3. Wunmi Mosaku’s character, B-15, doesn’t exist in the comics, and she didn’t know she was auditioning for a Marvel series.
Mosaku (Lovecraft Country) plays B-15, a high-ranking soldier in the Time Variance Authority (TVA). The character was constructed specifically for the Disney+ television series. She found, though, that it reduced the stress of expectations surrounding taking on a role within the MCU. Particularly since she joined the cast with two friends from drama school: Hiddleston and Gugu Mbatha-Raw who played Ravonna Renslayer.
“Being able to have a clear slate and just do whatever I want to do,” Mosaku said. “It’s great. It’s fun and kind of free.”
But the audition process was a bit of a mystery. Mosaku recorded her audition based on out-of-context excerpts from the script. She assumed the project was top secret, and when she received a call in the middle of the night letting her know she’d won a role in Loki, she asked the all-important question, “When did I audition for Loki?”
4. Film noir, including David Fincher films, inspired the look and feel of the series.
Director Kate Herron and director of photography Autumn Durald Arkapaw referenced a great deal of film noir when settling on a visual aesthetic for the series. Herron cites David Fincher’s Se7en as a huge influence, including a needle drop that she feels fans would immediately recognize. Zodiac and Silence of the Lambs also both provided visual frames of reference, which was odd for a comedy adventure series.
5. The series set out to fully explore who Loki is as a character. We think it did a great job.
What remains of Loki when fortune strips away all of his familiarities? In exploring that theme, Hiddleston referenced the absence of Thor, Asgard, the Avengers, or any real power in the initial episodes of the series.
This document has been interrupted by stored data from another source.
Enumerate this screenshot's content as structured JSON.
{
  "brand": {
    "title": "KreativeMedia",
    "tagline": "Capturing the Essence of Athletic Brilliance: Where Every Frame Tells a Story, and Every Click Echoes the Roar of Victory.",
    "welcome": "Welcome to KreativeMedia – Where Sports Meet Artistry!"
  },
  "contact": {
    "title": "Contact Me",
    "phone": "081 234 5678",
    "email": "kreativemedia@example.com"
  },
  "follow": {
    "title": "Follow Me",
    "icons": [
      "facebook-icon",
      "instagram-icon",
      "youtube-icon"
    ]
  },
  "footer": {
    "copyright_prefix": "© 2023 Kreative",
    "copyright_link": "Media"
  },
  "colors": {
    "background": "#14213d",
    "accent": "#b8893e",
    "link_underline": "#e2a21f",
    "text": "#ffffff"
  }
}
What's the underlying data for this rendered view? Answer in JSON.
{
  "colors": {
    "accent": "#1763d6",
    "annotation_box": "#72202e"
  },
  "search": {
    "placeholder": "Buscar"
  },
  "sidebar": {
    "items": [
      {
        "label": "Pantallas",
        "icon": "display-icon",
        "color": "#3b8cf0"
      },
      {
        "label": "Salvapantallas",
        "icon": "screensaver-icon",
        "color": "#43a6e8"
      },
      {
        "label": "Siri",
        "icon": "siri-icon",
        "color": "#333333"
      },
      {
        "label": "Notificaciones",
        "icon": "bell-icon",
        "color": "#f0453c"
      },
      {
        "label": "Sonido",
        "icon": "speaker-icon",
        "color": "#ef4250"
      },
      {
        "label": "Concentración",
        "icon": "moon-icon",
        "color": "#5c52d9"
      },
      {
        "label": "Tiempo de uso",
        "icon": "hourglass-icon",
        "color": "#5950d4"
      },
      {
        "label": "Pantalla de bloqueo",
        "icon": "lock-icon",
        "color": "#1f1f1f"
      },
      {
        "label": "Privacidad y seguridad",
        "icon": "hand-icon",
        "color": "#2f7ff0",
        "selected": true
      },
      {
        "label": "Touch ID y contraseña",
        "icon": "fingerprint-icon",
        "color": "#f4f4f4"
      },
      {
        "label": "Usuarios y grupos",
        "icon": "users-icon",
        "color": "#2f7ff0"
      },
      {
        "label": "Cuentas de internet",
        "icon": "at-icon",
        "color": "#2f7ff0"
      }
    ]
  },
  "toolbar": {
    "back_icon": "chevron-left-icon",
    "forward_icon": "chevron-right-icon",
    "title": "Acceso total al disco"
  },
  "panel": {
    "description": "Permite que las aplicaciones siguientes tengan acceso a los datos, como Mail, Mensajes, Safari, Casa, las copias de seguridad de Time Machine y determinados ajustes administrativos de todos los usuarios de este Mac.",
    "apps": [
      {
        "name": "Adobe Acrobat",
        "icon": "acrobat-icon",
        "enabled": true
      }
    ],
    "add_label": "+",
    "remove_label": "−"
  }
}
Those are all hallmarks Loki with which defines himself. In other words, what makes Loki Loki?
“Is he capable of growth? Is he capable of change? Do his experiences within the TVA give him any insight into who he might be? This mercurial shapeshifter who never presents the same exterior twice,” Hiddleston explained. “I hope the audience gets a kick out of where we take it.”
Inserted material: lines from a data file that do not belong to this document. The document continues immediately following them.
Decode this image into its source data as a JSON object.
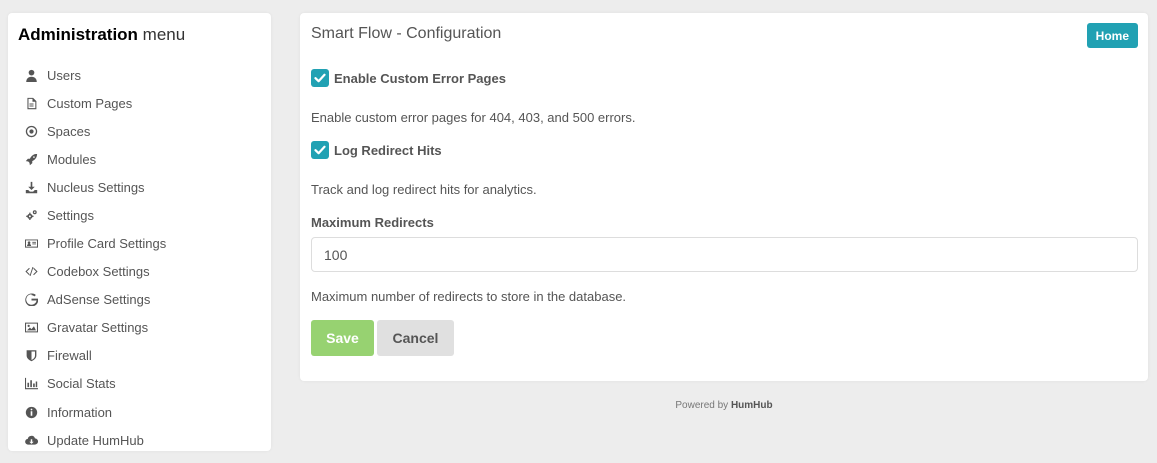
{
  "sidebar": {
    "title_bold": "Administration",
    "title_rest": " menu",
    "items": [
      {
        "label": "Users",
        "icon": "user-icon"
      },
      {
        "label": "Custom Pages",
        "icon": "file-icon"
      },
      {
        "label": "Spaces",
        "icon": "dot-circle-icon"
      },
      {
        "label": "Modules",
        "icon": "rocket-icon"
      },
      {
        "label": "Nucleus Settings",
        "icon": "download-icon"
      },
      {
        "label": "Settings",
        "icon": "cogs-icon"
      },
      {
        "label": "Profile Card Settings",
        "icon": "id-card-icon"
      },
      {
        "label": "Codebox Settings",
        "icon": "code-icon"
      },
      {
        "label": "AdSense Settings",
        "icon": "google-icon"
      },
      {
        "label": "Gravatar Settings",
        "icon": "image-icon"
      },
      {
        "label": "Firewall",
        "icon": "shield-icon"
      },
      {
        "label": "Social Stats",
        "icon": "bar-chart-icon"
      },
      {
        "label": "Information",
        "icon": "info-circle-icon"
      },
      {
        "label": "Update HumHub",
        "icon": "cloud-download-icon"
      }
    ]
  },
  "panel": {
    "title": "Smart Flow - Configuration",
    "home_label": "Home",
    "enable_custom_errors": {
      "label": "Enable Custom Error Pages",
      "checked": true,
      "help": "Enable custom error pages for 404, 403, and 500 errors."
    },
    "log_redirect": {
      "label": "Log Redirect Hits",
      "checked": true,
      "help": "Track and log redirect hits for analytics."
    },
    "max_redirects": {
      "label": "Maximum Redirects",
      "value": "100",
      "help": "Maximum number of redirects to store in the database."
    },
    "save_label": "Save",
    "cancel_label": "Cancel"
  },
  "footer": {
    "prefix": "Powered by ",
    "brand": "HumHub"
  },
  "colors": {
    "accent": "#21a1b3",
    "save": "#97d271",
    "background": "#ededed"
  }
}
We certainly did. Particularly Alligator Loki.
6. Series creator Michael Waldron took his sense of humor from Rick and Morty into Loki, initially worrying he was “trying to step on the gas with the comedy” too much.
WGA-nominated Waldron served as writer and producer on the Emmy-winning animated program Rick and Morty before joining Loki. While Thor and Loki’s comic book adventures aren’t explicitly funny, Waldron found that the actors rendered the material in a naturally comic way, particularly with Hiddleston’s natural wit.
“That’s the great thing about this character — you don’t have to write jokes. Loki’s gonna make regular exchanges funny and fun and engaging, just with the way he interacts,” Waldron explained. “We just trusted Tom to do all the work.”
Loki streams exclusively on Disney+.